The launch of the new templates coincided with the review date of some of the first group protocols that were endorsed by the trust. Linking changes in legislation with practitioners' experiences of using group protocols will facilitate the development of robust PGDs. This approach has now been extended to the development of PGDs for use in general practice in collaboration with primary care groups and the health authority.
The second Crown report (Department of Health, 1999) suggests that group protocols may continue in future as the option of choice in situations such as mass school immunisation programmes.
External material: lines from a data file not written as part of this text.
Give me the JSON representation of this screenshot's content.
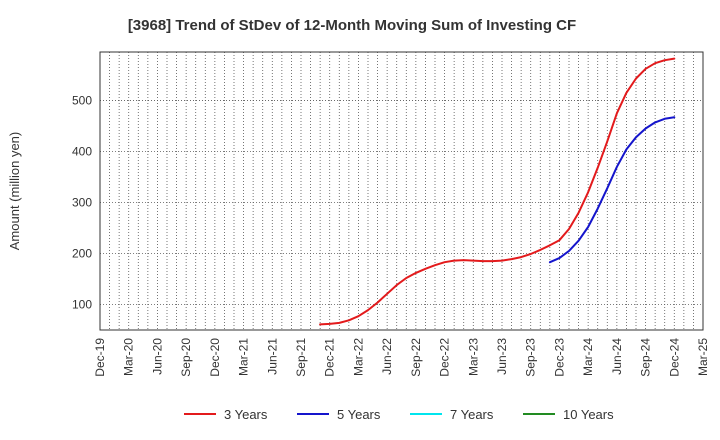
{
  "chart_data": {
    "type": "line",
    "title": "[3968]  Trend of StDev of 12-Month Moving Sum of Investing CF",
    "ylabel": "Amount (million yen)",
    "xlabel": "",
    "x_ticks": [
      "Dec-19",
      "Mar-20",
      "Jun-20",
      "Sep-20",
      "Dec-20",
      "Mar-21",
      "Jun-21",
      "Sep-21",
      "Dec-21",
      "Mar-22",
      "Jun-22",
      "Sep-22",
      "Dec-22",
      "Mar-23",
      "Jun-23",
      "Sep-23",
      "Dec-23",
      "Mar-24",
      "Jun-24",
      "Sep-24",
      "Dec-24",
      "Mar-25"
    ],
    "y_ticks": [
      100,
      200,
      300,
      400,
      500
    ],
    "ylim": [
      50,
      595
    ],
    "grid": true,
    "legend_position": "bottom",
    "series": [
      {
        "name": "3 Years",
        "color": "#e31a1c",
        "x": [
          "Nov-21",
          "Dec-21",
          "Jan-22",
          "Feb-22",
          "Mar-22",
          "Apr-22",
          "May-22",
          "Jun-22",
          "Jul-22",
          "Aug-22",
          "Sep-22",
          "Oct-22",
          "Nov-22",
          "Dec-22",
          "Jan-23",
          "Feb-23",
          "Mar-23",
          "Apr-23",
          "May-23",
          "Jun-23",
          "Jul-23",
          "Aug-23",
          "Sep-23",
          "Oct-23",
          "Nov-23",
          "Dec-23",
          "Jan-24",
          "Feb-24",
          "Mar-24",
          "Apr-24",
          "May-24",
          "Jun-24",
          "Jul-24",
          "Aug-24",
          "Sep-24",
          "Oct-24",
          "Nov-24",
          "Dec-24"
        ],
        "values": [
          61,
          62,
          64,
          69,
          77,
          89,
          104,
          121,
          138,
          152,
          162,
          170,
          177,
          183,
          186,
          187,
          186,
          185,
          185,
          186,
          189,
          193,
          199,
          207,
          216,
          226,
          248,
          280,
          320,
          368,
          420,
          475,
          515,
          543,
          562,
          573,
          579,
          582
        ]
      },
      {
        "name": "5 Years",
        "color": "#1515cc",
        "x": [
          "Nov-23",
          "Dec-23",
          "Jan-24",
          "Feb-24",
          "Mar-24",
          "Apr-24",
          "May-24",
          "Jun-24",
          "Jul-24",
          "Aug-24",
          "Sep-24",
          "Oct-24",
          "Nov-24",
          "Dec-24"
        ],
        "values": [
          183,
          191,
          205,
          225,
          252,
          288,
          328,
          370,
          404,
          428,
          445,
          457,
          464,
          467
        ]
      },
      {
        "name": "7 Years",
        "color": "#00e5ee",
        "x": [],
        "values": []
      },
      {
        "name": "10 Years",
        "color": "#228b22",
        "x": [],
        "values": []
      }
    ]
  }
}
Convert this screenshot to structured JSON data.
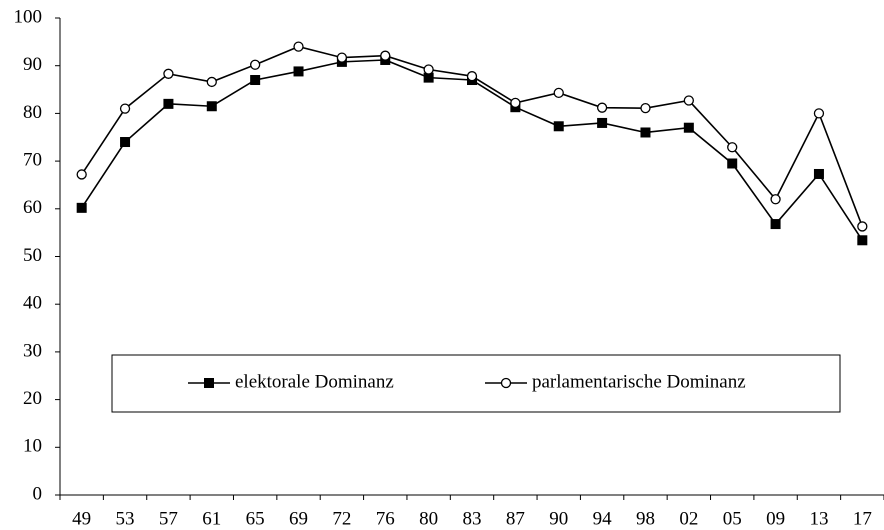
{
  "chart_data": {
    "type": "line",
    "categories": [
      "49",
      "53",
      "57",
      "61",
      "65",
      "69",
      "72",
      "76",
      "80",
      "83",
      "87",
      "90",
      "94",
      "98",
      "02",
      "05",
      "09",
      "13",
      "17"
    ],
    "series": [
      {
        "name": "elektorale Dominanz",
        "color": "#000000",
        "marker": "square",
        "values": [
          60.2,
          74,
          82,
          81.5,
          87,
          88.8,
          90.8,
          91.2,
          87.5,
          87,
          81.3,
          77.3,
          78,
          76,
          77,
          69.5,
          56.8,
          67.3,
          53.4
        ]
      },
      {
        "name": "parlamentarische Dominanz",
        "color": "#000000",
        "marker": "circle",
        "values": [
          67.2,
          81,
          88.3,
          86.6,
          90.2,
          94,
          91.7,
          92.1,
          89.2,
          87.8,
          82.2,
          84.3,
          81.2,
          81.1,
          82.7,
          72.9,
          62,
          80,
          56.3
        ]
      }
    ],
    "ylim": [
      0,
      100
    ],
    "yticks": [
      0,
      10,
      20,
      30,
      40,
      50,
      60,
      70,
      80,
      90,
      100
    ],
    "grid": false
  }
}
However, it also describes potential developments for nurses in relation to the prescribing, supply and administration of medication as well as proposals to extend nurse prescribing. Some of these proposals remove the need for group protocols in some situations.
Patients may benefit from nurses being able to vary the dose of medication already prescribed - as in the role of a dependent prescriber rather than through the use of a PGD. The role of the proposed regulatory body will be important in determining the optimum method of prescribing, supplying and administering medication in particular situations.
The trust's experience shows that innovative solutions to service delivery problems can be achieved by an evaluative culture looking beyond individual services. These templates, created through multidisciplinary consensus on best practice, allow that experience to be practically shared and developed by other services.